First, we'll import our libraries and set up our generator and dataframes.

In [2]:
import re
import pandas as pd
import json
import numpy as np

def gen(file_name):
    with open(file_name, 'r') as fh:
        for record in json.load(fh):
            yield record
# Set up dataframe for holding detected errors
df = pd.DataFrame(columns=['DOI', 'issue'])
# DataFrame to hold non-article types that commonly do not have authors
alt_df = pd.DataFrame(columns=['DOI', 'type'])
data = gen('bigger_sample.json')

Now we'll iterate through the records and label the issue appropriately.

In [3]:
for record in data:
    message = record['message']
    doi = message['DOI']
    try:
        authorList = message['author']
        for x in authorList:
            try:
                # Regular expression to detect the use of initials
                detector = re.match(r"^(?:[A-Z]\W{,3}\s?){,3}$", x['given'])
                if  detector != None or len(x['given']) < 2:
                    df.loc[len(df)] = (doi, 'given name initials')
                else:
                    last_detect = re.match(r"^(?:[A-Z]\.?\s?)?$", x['family'])
                    if last_detect != None:
                        df.loc[len(df)] = (doi, 'last name initials')
            except:
                for key in x:
                    # When affiliations are presented as an author
                    # almost exclusively it is done so with the 
                    # field 'name' which breaks the convention
                    # for authors 'given' and 'family'
                    if key == 'name':
                        df.loc[len(df)] = (doi, 'institution as author')
    except:
        if message['type'] == 'journal-article':
            df.loc[len(df)] = (doi, 'no authors')
        else:
            alt_df.loc[len(alt_df)] = (doi, message['type'])
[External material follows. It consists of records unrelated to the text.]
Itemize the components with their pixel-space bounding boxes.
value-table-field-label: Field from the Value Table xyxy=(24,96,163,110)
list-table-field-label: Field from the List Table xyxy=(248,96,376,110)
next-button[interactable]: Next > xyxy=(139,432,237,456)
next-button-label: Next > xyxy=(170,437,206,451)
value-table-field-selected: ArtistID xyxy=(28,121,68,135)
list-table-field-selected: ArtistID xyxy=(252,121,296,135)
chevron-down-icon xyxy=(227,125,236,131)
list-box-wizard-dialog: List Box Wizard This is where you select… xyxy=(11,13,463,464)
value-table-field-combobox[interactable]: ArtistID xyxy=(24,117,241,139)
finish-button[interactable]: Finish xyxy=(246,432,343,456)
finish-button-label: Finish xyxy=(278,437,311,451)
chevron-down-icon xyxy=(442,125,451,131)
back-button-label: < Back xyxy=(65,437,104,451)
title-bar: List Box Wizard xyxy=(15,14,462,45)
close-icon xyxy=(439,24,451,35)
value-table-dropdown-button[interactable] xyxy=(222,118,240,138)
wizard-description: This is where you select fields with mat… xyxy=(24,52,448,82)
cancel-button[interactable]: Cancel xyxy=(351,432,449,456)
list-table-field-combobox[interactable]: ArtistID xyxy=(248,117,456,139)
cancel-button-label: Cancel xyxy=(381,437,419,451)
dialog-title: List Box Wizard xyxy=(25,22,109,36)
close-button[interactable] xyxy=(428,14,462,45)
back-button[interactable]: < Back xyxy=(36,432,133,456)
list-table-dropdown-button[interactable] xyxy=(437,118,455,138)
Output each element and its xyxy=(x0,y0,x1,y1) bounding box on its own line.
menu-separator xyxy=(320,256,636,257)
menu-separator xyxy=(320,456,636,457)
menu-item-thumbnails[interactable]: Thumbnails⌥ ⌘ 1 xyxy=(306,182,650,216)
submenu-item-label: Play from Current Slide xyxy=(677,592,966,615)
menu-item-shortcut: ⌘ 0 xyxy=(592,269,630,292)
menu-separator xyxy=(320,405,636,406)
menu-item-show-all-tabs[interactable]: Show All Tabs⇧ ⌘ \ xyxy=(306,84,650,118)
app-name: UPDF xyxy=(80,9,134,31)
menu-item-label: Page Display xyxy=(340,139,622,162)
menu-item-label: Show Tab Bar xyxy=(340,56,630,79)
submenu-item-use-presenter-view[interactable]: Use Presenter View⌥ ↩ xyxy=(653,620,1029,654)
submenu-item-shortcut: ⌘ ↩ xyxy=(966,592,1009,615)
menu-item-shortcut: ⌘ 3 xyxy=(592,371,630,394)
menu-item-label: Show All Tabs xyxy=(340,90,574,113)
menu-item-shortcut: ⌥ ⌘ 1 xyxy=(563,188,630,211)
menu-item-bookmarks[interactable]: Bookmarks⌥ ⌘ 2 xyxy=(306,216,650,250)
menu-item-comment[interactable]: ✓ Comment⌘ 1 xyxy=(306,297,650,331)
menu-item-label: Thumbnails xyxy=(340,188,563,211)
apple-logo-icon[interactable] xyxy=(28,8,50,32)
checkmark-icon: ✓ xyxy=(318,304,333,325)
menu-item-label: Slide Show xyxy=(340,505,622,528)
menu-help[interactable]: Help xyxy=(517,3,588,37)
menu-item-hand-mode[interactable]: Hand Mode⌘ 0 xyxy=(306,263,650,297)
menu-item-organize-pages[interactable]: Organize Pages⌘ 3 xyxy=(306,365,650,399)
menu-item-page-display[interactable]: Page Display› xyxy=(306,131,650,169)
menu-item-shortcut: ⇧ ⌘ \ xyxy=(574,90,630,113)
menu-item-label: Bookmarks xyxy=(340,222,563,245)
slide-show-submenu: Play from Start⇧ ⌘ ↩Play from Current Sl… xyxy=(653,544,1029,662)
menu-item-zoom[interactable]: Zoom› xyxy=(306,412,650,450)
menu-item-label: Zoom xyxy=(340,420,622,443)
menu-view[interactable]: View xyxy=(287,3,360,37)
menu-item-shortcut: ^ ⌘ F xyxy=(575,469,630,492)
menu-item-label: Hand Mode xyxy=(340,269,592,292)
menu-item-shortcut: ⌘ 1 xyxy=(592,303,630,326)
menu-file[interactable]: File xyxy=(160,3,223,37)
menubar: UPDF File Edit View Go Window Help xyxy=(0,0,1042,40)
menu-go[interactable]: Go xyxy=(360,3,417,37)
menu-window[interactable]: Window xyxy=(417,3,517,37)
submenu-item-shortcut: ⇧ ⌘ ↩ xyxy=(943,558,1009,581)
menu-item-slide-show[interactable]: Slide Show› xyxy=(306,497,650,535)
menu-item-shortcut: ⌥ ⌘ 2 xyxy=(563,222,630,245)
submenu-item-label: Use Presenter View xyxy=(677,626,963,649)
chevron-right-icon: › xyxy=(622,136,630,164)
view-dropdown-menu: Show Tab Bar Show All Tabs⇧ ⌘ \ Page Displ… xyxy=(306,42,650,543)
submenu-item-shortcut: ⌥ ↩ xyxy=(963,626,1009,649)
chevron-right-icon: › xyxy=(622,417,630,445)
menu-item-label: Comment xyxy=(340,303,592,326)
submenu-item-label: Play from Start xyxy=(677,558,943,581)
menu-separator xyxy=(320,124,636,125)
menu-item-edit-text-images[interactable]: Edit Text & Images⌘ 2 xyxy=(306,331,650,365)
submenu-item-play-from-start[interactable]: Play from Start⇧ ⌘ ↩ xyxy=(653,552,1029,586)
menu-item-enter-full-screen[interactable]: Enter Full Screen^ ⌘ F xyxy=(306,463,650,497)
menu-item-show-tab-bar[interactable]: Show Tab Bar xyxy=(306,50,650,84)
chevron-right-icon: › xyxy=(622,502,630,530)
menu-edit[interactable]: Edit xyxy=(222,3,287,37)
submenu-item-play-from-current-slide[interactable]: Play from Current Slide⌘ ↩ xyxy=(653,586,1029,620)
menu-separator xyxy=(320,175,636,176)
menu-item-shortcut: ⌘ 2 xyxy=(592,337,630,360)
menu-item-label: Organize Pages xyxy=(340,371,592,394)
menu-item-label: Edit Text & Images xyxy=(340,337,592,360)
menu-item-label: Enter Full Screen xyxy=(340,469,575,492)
Let's take a look at the outcome:

In [4]:
df.shape

(949, 2)

In [5]:
alt_df.shape

(182, 2)

There's an issue with 949 author entries.

In [6]:
len(set(df['DOI']))

384

384 articles out of 889 articles have issues with the entry of the author names.

In [7]:
df.value_counts(subset=df['issue'])

issue
given name initials      819
no authors                84
institution as author     42
last name initials         4
dtype: int64

In [8]:
df.head(5)

Unnamed: 0,DOI,issue
0,10.5840/philstudies19577039,institution as author
1,10.1016/j.euje.2006.04.001,given name initials
2,10.1016/j.euje.2006.04.001,given name initials
3,10.1016/0040-6090(88)90303-3,given name initials
4,10.1016/0040-6090(88)90303-3,given name initials


Let's take a look at these 3 records.

http://api.crossref.org/works/10.5840/philstudies19577039

http://api.crossref.org/works/10.1016/j.euje.2006.04.001

http://api.crossref.org/works/10.1016/0040-6090(88)90303-3

After checking each record, we see that they do indeed have the issues detected.